|Evidence of Sexual Abuse May be Normal Variation|
Berenson periodically examined more than 60 children between the ages of 3 and 9 to determine what appears to be "normal" in female genital development. The study, "A Longitudinal Study of Hymenal Development from 3 to 9 Years of Age" focuses on the overall development of the hymen, the fold of tissue partially or completely obstructing the external vaginal opening, in 63 young girls who have no history of sexual abuse.
The paper highlights several physical features that had previously been considered indicators of abuse. One such suggestion of abuse is a decrease in the amount of hymenal tissue. Berenson and her collaborator, James J. Grady of UTMB's Office of Biostatistics, documented gradual decrease of this tissue among some study participants between the ages of 3 and 5, demonstrating that such tissue loss can be a normal phenomenon.
Another supposed indicator of sexual abuse is the development of notches and mounds in the hymen. Traditionally, physicians pointed to notches and mounds that appeared where they had previously been absent as evidence of sexual abuse. However, Berenson and Grady showed that this is not so: both notches and mounds can develop on their own after 3 years of age. The study was funded by grants from the John Sealy Memorial Endowment Fund and the National Institutes of Health (NIH), National Center for Research Resources (NCRR) General Clinical Research Center (GCRC).

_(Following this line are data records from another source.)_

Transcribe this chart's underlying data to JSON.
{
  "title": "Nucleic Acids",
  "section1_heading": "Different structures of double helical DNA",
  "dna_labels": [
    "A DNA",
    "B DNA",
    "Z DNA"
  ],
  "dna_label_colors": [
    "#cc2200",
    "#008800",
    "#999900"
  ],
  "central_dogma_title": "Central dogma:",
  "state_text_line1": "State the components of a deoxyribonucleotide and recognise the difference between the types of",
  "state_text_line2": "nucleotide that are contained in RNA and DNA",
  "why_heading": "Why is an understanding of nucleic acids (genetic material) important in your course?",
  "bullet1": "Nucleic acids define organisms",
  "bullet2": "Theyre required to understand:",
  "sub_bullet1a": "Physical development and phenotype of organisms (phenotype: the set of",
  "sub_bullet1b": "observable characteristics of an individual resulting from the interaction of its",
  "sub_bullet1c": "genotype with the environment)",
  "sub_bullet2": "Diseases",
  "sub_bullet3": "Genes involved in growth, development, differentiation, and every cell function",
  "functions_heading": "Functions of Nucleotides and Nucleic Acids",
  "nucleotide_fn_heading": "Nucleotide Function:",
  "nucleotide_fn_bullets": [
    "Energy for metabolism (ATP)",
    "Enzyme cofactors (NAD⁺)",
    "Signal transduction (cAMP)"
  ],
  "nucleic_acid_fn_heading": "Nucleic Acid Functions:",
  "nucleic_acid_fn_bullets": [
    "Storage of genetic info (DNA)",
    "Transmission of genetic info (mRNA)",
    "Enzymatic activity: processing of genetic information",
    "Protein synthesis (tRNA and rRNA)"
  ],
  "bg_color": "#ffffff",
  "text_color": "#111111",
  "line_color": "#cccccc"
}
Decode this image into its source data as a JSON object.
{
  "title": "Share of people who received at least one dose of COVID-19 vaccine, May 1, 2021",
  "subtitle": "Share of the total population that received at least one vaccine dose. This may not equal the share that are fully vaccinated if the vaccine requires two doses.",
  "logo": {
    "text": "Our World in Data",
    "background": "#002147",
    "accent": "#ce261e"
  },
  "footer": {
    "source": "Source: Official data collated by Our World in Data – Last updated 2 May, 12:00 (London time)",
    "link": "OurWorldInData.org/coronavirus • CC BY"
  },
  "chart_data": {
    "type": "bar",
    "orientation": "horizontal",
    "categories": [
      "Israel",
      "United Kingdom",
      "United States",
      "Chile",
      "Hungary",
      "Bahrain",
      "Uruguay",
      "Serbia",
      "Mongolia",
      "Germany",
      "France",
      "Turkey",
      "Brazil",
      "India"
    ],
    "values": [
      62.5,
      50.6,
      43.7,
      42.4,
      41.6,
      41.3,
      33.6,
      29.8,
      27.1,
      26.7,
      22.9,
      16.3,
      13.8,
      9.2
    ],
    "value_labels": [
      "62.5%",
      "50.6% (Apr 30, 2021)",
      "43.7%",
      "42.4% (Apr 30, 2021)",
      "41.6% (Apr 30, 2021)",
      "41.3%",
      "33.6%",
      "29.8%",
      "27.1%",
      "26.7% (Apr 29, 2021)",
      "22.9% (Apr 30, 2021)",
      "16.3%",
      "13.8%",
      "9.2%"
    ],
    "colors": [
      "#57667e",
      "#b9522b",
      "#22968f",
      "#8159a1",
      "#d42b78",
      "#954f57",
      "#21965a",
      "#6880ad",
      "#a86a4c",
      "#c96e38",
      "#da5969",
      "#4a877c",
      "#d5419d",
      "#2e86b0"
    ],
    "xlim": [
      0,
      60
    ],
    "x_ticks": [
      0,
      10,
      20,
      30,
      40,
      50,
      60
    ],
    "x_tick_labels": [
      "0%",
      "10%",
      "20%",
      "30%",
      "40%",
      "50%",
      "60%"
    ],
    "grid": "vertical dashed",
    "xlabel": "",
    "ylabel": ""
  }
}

Berenson is a national leader in documenting the development of the female genitalia. This latest paper adds to evidence provided by an earlier study conducted by Berenson with faculty from the Baylor College of Medicine. The former study, "A case-control study of anatomic changes resulting from sexual abuse," appeared in the April 2000 issue of the American Journal of Obstetrics and Gynecology. By studying the cases of nearly 200 prepubescent, sexually abused children and two hundred children of similar age who had not been abused, Berenson and collaborators demonstrated that the genital appearance of abused versus non-abused children rarely differs.
"Basically what we found after several years of research," said Berenson, "is that you can find signs that are truly unique to sexually abused children in less than 5 percent of children with a history of sexual abuse." Berenson notes, however, that because the hymen can heal, signs of abuse may be undetectable when there is extensive time between the incident or incidents and examination.